By Neil Osterweil
Reviewed By Charlotte Grayson
In 1922, Canadian researchers Frederick Banting and Herbert Best discovered that the "pancreatic extract" they had identified and isolated appeared to reverse the symptoms of diabetes in dogs. Their work would transform for the better the lives of millions of people with diabetes.
Commercial production of the extract, known as insulin, began the same year. But the early insulins for human use were fairly crude preparations, full of impurities that spurred the patient's immune system to mount an attack against the life-saving substance.
Today's insulins, however, are highly refined, highly purified products that come in a variety of forms, each tailored to meet a specific need of people with diabetes. In this article, we take a peek at emerging forms of insulin that hold the promise of eliminating the need for injections, look at insulin delivery devices, and review currently available insulins and how they are used.
What Insulin Does and Where it Comes From
Insulin is a hormone that signals the body that it has been fed. It helps cells to take in and use carbohydrates, and in the liver converts blood sugar (glucose) into a special form for storage (glycogen). Insulin also slows the breakdown of fats and the release of fatty acids from fat tissues.
Insulin is normally produced and secreted by the beta-islet cells of the pancreas. But in type 1 diabetes, the immune system attacks and destroys the cells as if they were foreign invaders, robbing the body of its ability to regulate glucose. As a result, people with type 1 diabetes must take daily injections of insulin.
Most insulin in use today is human insulin pumped out in large batches by genetically modified bacteria. Although animal-source insulins (from pigs and cows) have been in use for decades and are chemically and genetically nearly identical to human insulin, diabetes experts say the human-derived product is less likely to provoke an adverse reaction from the immune system. Still, there are some patients, particularly older people who have been using animal source insulins for decades, who maintain that they get better blood sugar control from animal insulins, and they have pleaded with the companies that make animal insulin, Eli Lilly and Novo Nordisk, to keep animal-source insulins available.
All currently available forms of insulin must be injected.
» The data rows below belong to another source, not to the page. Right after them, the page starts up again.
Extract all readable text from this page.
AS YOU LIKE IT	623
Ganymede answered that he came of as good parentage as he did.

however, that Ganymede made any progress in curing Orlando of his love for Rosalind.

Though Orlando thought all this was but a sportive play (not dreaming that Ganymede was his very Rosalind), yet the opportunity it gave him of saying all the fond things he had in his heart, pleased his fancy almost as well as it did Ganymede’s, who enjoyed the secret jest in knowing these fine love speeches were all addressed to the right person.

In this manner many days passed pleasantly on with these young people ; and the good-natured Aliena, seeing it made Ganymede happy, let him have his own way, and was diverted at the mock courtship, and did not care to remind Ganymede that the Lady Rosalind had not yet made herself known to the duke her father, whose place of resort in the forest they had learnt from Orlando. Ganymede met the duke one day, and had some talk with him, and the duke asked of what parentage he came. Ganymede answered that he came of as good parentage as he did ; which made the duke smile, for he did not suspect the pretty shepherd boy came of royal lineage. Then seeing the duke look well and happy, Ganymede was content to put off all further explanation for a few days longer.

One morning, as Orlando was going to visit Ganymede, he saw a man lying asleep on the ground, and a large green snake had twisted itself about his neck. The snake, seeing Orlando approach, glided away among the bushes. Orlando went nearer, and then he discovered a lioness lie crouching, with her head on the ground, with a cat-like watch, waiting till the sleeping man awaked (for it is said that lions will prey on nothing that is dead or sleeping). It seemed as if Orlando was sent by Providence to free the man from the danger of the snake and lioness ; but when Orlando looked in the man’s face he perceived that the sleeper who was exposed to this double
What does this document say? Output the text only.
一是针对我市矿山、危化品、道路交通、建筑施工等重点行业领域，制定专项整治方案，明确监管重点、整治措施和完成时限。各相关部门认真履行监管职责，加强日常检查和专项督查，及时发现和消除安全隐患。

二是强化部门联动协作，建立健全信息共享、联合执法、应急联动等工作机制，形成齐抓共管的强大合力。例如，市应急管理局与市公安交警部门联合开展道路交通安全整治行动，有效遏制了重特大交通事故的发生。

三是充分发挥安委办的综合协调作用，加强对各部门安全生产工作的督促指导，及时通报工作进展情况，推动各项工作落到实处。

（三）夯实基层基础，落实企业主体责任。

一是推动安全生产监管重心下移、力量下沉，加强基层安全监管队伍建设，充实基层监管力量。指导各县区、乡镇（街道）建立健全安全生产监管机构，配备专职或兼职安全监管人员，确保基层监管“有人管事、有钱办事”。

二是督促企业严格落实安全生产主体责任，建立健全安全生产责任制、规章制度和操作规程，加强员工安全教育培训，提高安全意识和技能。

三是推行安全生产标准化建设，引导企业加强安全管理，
Insulin cannot be taken orally, because stomach acids break it down before it has a chance to work. But that may soon change.
According to the American Diabetes Association, there are several products in clinical trials or in development that may eventually eliminate the need for insulin injections. These include inhaled (aerosolized) insulin, oral sprays, insulin skin patches, and insulin pills that are specially designed to release insulin in the liver.
In addition, several companies are working on devices that will take the sting out of blood glucose testing, using various non-invasive techniques for reading blood sugar accurately, without the need for fingersticks or test strips. One is currently available -- the Glucowatch -- although the device is currently not intended to replace blood sugar checks with fingerstick monitors.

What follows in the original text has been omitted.